Quando começo um palpite pelo elenco, mesmo que ela seja bom, é que falta conteúdo, ou, de alguma forma, falta algo para que se tenha uma obra daquelas que não esquecemos logo depois de ver. É o caso.

Limitado

Sede de Vingança é óbvio. Se alguém ler a sinopse com atenção nem precisa ver o filme. Creio que esse é o “defeito capital” quando se fala na oitava arte. De óbvio chega a vida. O cinema, principalmente no gênero em que se enquadra este filme, suspense, tem que surpreender. E isso não quer necessariamente dizer que o espectador tenha que dar pulos de susto na poltrona, ou o bandido ser o mais improvável de todos, aquele que nem suspeito era. Não. Nada disso. 

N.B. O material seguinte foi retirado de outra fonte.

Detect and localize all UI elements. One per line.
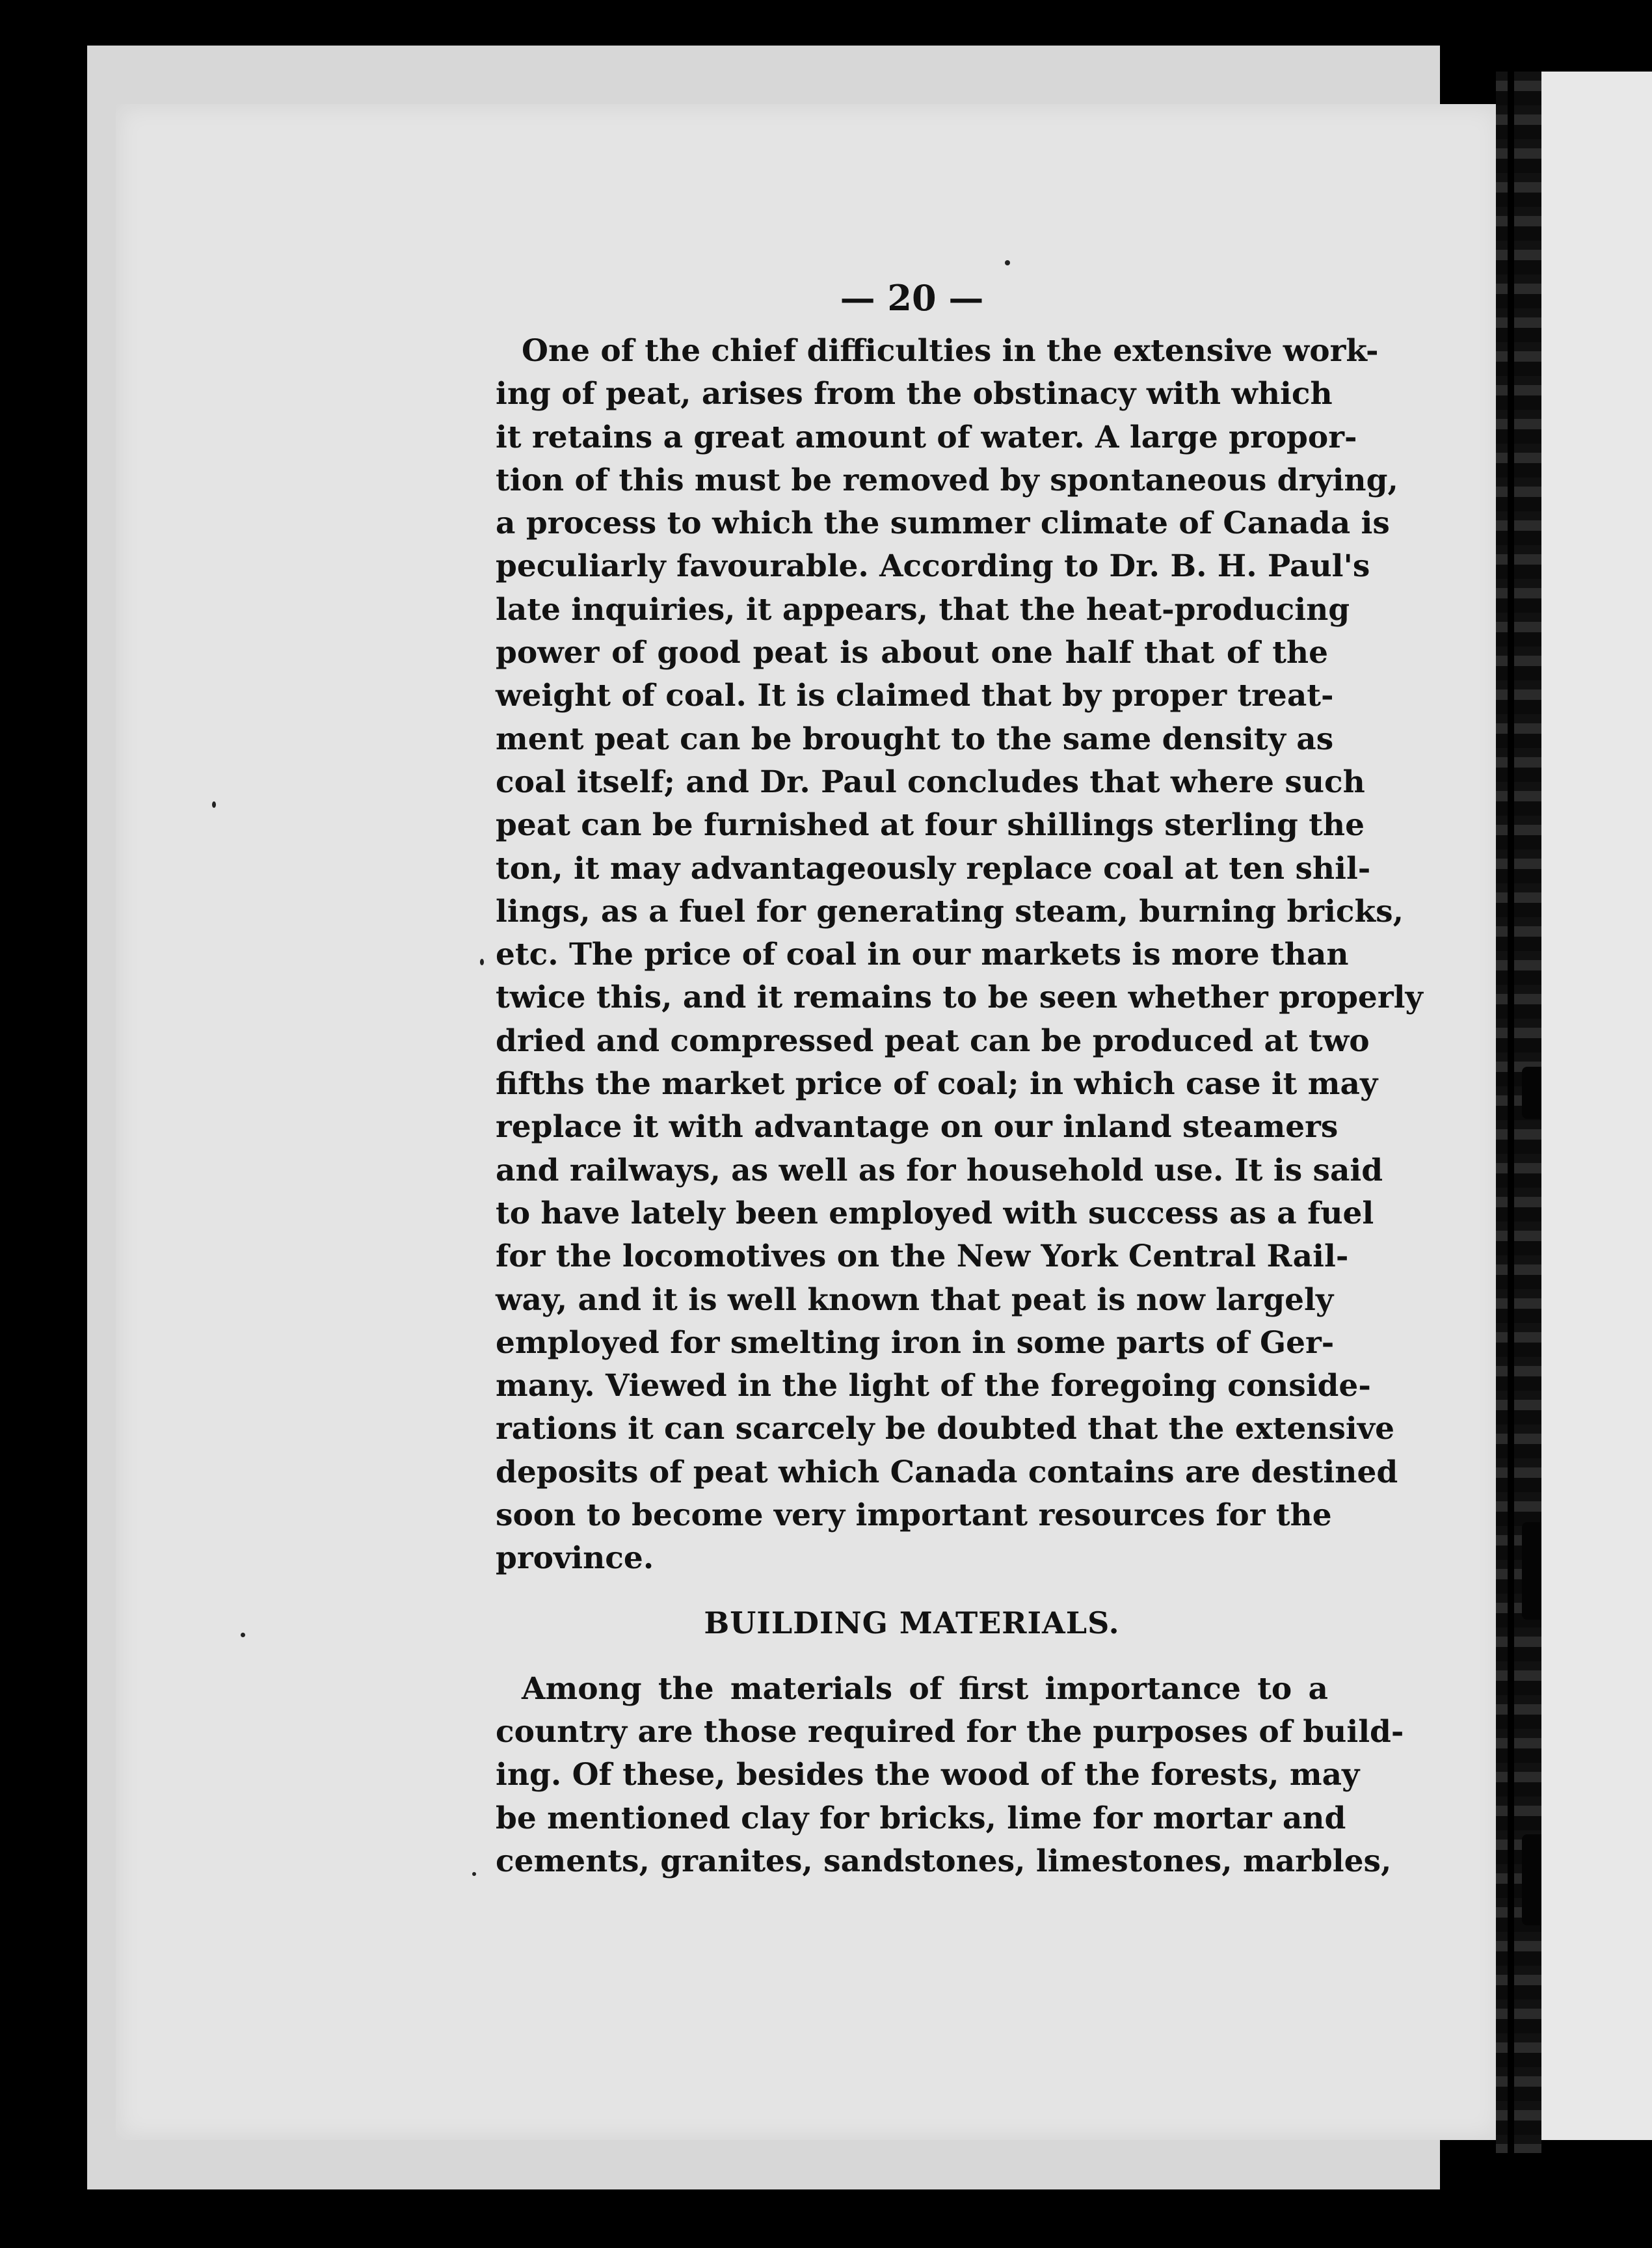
margin-speck (472, 1872, 476, 1876)
text-line: be mentioned clay for bricks, lime for mortar and (496, 1800, 1346, 1836)
text-line: deposits of peat which Canada contains are destined (496, 1454, 1398, 1490)
text-line: power of good peat is about one half that of the (496, 635, 1328, 671)
page-text (496, 276, 1423, 1883)
text-line: etc. The price of coal in our markets is more than (496, 937, 1349, 973)
text-line: a process to which the summer climate of Canada is (496, 505, 1390, 542)
text-line: One of the chief difficulties in the extensive work- (522, 333, 1379, 369)
text-line: many. Viewed in the light of the foregoing conside- (496, 1368, 1371, 1404)
text-line: employed for smelting iron in some parts of Ger- (496, 1324, 1335, 1361)
margin-speck (480, 959, 484, 965)
text-line: ing of peat, arises from the obstinacy with which (496, 376, 1333, 412)
text-line: soon to become very important resources for the (496, 1497, 1332, 1534)
text-line: way, and it is well known that peat is now largely (496, 1281, 1334, 1318)
text-line: coal itself; and Dr. Paul concludes that where such (496, 764, 1365, 800)
text-line: to have lately been employed with success as a fuel (496, 1195, 1374, 1231)
margin-speck (241, 1633, 245, 1637)
text-line: and railways, as well as for household use. It is said (496, 1152, 1383, 1188)
text-line: tion of this must be removed by spontaneous drying, (496, 462, 1398, 498)
text-line: it retains a great amount of water. A large propor- (496, 419, 1357, 455)
text-line: fifths the market price of coal; in which case it may (496, 1066, 1378, 1103)
page-number: — 20 — (840, 277, 984, 319)
text-line: ton, it may advantageously replace coal at ten shil- (496, 850, 1371, 887)
text-line: late inquiries, it appears, that the heat-producing (496, 591, 1350, 628)
margin-speck (1005, 260, 1010, 265)
text-line: province. (496, 1540, 654, 1577)
text-line: cements, granites, sandstones, limestones, marbles, (496, 1843, 1392, 1879)
text-line: rations it can scarcely be doubted that the extensive (496, 1411, 1395, 1447)
text-line: weight of coal. It is claimed that by proper treat- (496, 678, 1334, 714)
text-line: dried and compressed peat can be produced at two (496, 1023, 1370, 1059)
text-line: country are those required for the purposes of build- (496, 1713, 1404, 1750)
text-line: lings, as a fuel for generating steam, burning bricks, (496, 893, 1404, 930)
facing-page (1541, 72, 1652, 2140)
text-line: peculiarly favourable. According to Dr. B. H. Paul's (496, 548, 1370, 585)
text-line: replace it with advantage on our inland steamers (496, 1109, 1339, 1145)
paragraph-building-materials (496, 1668, 1404, 1883)
text-line: for the locomotives on the New York Central Rail- (496, 1238, 1349, 1275)
text-line: ing. Of these, besides the wood of the forests, may (496, 1757, 1360, 1793)
text-line: ment peat can be brought to the same density as (496, 721, 1334, 757)
paragraph-peat (496, 330, 1423, 1581)
text-line: Among the materials of first importance to a (522, 1670, 1328, 1707)
section-heading: BUILDING MATERIALS. (704, 1605, 1120, 1640)
margin-speck (212, 801, 216, 808)
text-line: peat can be furnished at four shillings sterling the (496, 807, 1365, 844)
text-line: twice this, and it remains to be seen whether properly (496, 980, 1423, 1016)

Surpreender começa pelo fato de que não se saiba o desenrolar dos fatos antes deles acontecerem. E não falo nem no final.  Surpreender é contar uma história – mesmo que seja velha -, de maneira nova. Ou inovadora. E isso não acontece em Sede de Vingança. De forma alguma.

Mas, como disse antes, não é um mau filme. Então, seja pelo velho Nick, seja pelos olhos arregalados da Rosamund, quando tiver um tempinho, veja.

Mas não espere muito. Está no Netflix.